My completely unknowledgeable take is that if we had to pick and choose people for the post apocalypse job hunt, we would want way more mechanics and engineers than doctors. Doctors need a lot of hard to obtain stuff to do the most doctor-ey part of their jobs, and if we aren't worried about laws and regulations, then we don't need them for things like prescriptions.
Most of what they would be needed for in that scenario to me seems like emergency care, like first aid, which you don't really need all the superfluous med school training for.
Meanwhile, the hydroelectric dam that the new post apocalypse group is forming at needs a lot of varied disciplines and specialties just to keep it running.
I assume this is why we hear about foreign actors targeting power stations more than hospitals.
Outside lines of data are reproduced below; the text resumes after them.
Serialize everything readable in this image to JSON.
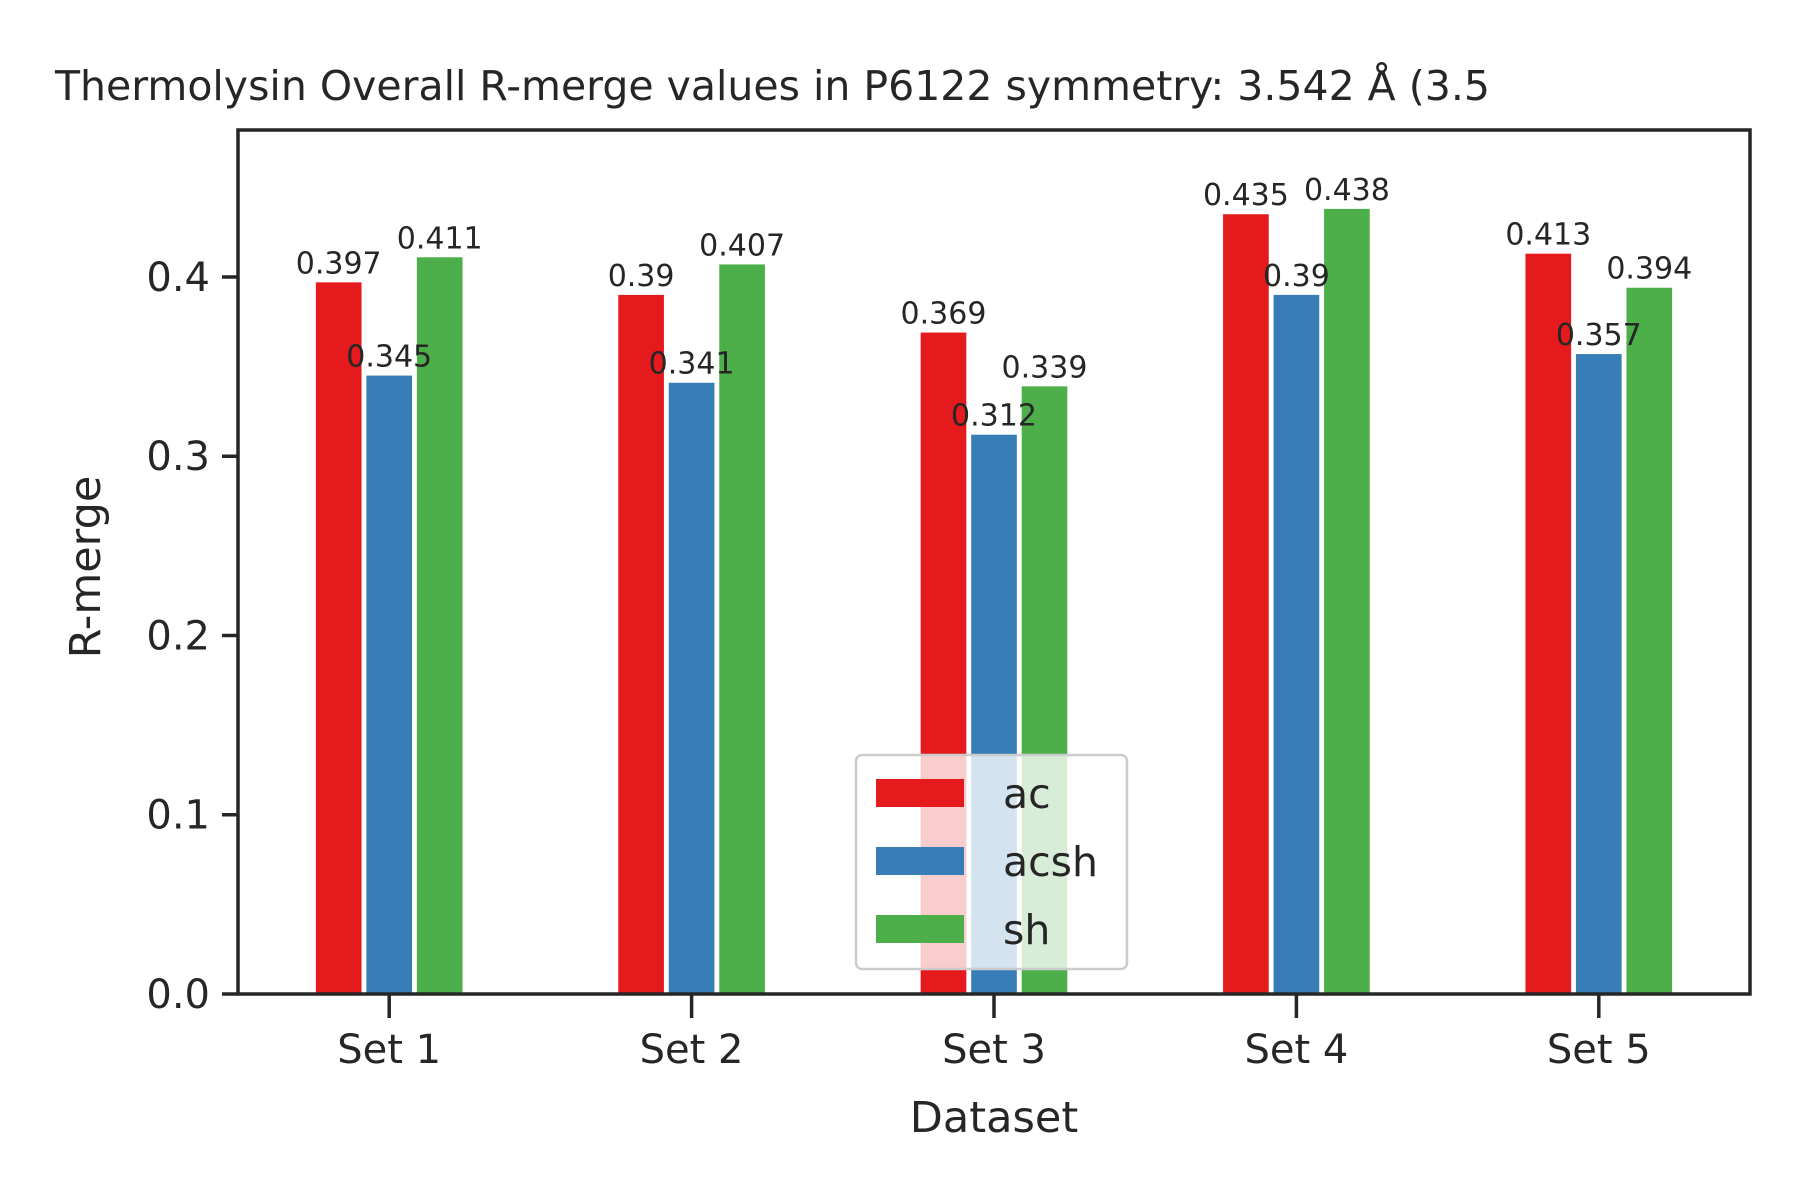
{
  "chart_data": {
    "type": "bar",
    "title": "Thermolysin Overall R-merge values in P6122 symmetry: 3.542 Å (3.5",
    "xlabel": "Dataset",
    "ylabel": "R-merge",
    "categories": [
      "Set 1",
      "Set 2",
      "Set 3",
      "Set 4",
      "Set 5"
    ],
    "series": [
      {
        "name": "ac",
        "color": "#e41a1c",
        "values": [
          0.397,
          0.39,
          0.369,
          0.435,
          0.413
        ],
        "labels": [
          "0.397",
          "0.39",
          "0.369",
          "0.435",
          "0.413"
        ]
      },
      {
        "name": "acsh",
        "color": "#377eb8",
        "values": [
          0.345,
          0.341,
          0.312,
          0.39,
          0.357
        ],
        "labels": [
          "0.345",
          "0.341",
          "0.312",
          "0.39",
          "0.357"
        ]
      },
      {
        "name": "sh",
        "color": "#4daf4a",
        "values": [
          0.411,
          0.407,
          0.339,
          0.438,
          0.394
        ],
        "labels": [
          "0.411",
          "0.407",
          "0.339",
          "0.438",
          "0.394"
        ]
      }
    ],
    "ylim": [
      0,
      0.482
    ],
    "yticks": [
      "0.0",
      "0.1",
      "0.2",
      "0.3",
      "0.4"
    ],
    "grid": false,
    "legend_position": "bottom-center"
  }
}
Without power all those hospitals are nearly useless. Sure there are backup generators but they only run the bare minimum and only for so long.
Disable the power grid and the affects will be catastrophic on any developed nation. All the food will be spoiled within a few days to a few weeks. No business will be able to run including gas stations. Most communication will be down.
The whole area grinds to a halt untill power can be restored. Do enough damage to take out the power for a week to a large city and the damage will be incalculable. Not to mention the lives lost in that time.
This is also why GWB tried to redo the US electrical grid but failed. It is a huge target that needs to be updated.
I'm honestly surprised that cleaner and garbage collector are as high up there on the list as they are because those seem to be jobs that society generally looks down on.
At least the graphic has that going for it.
Wonder if it was a poll during 2020. COVID really highlighted cleaners' jobs as essential.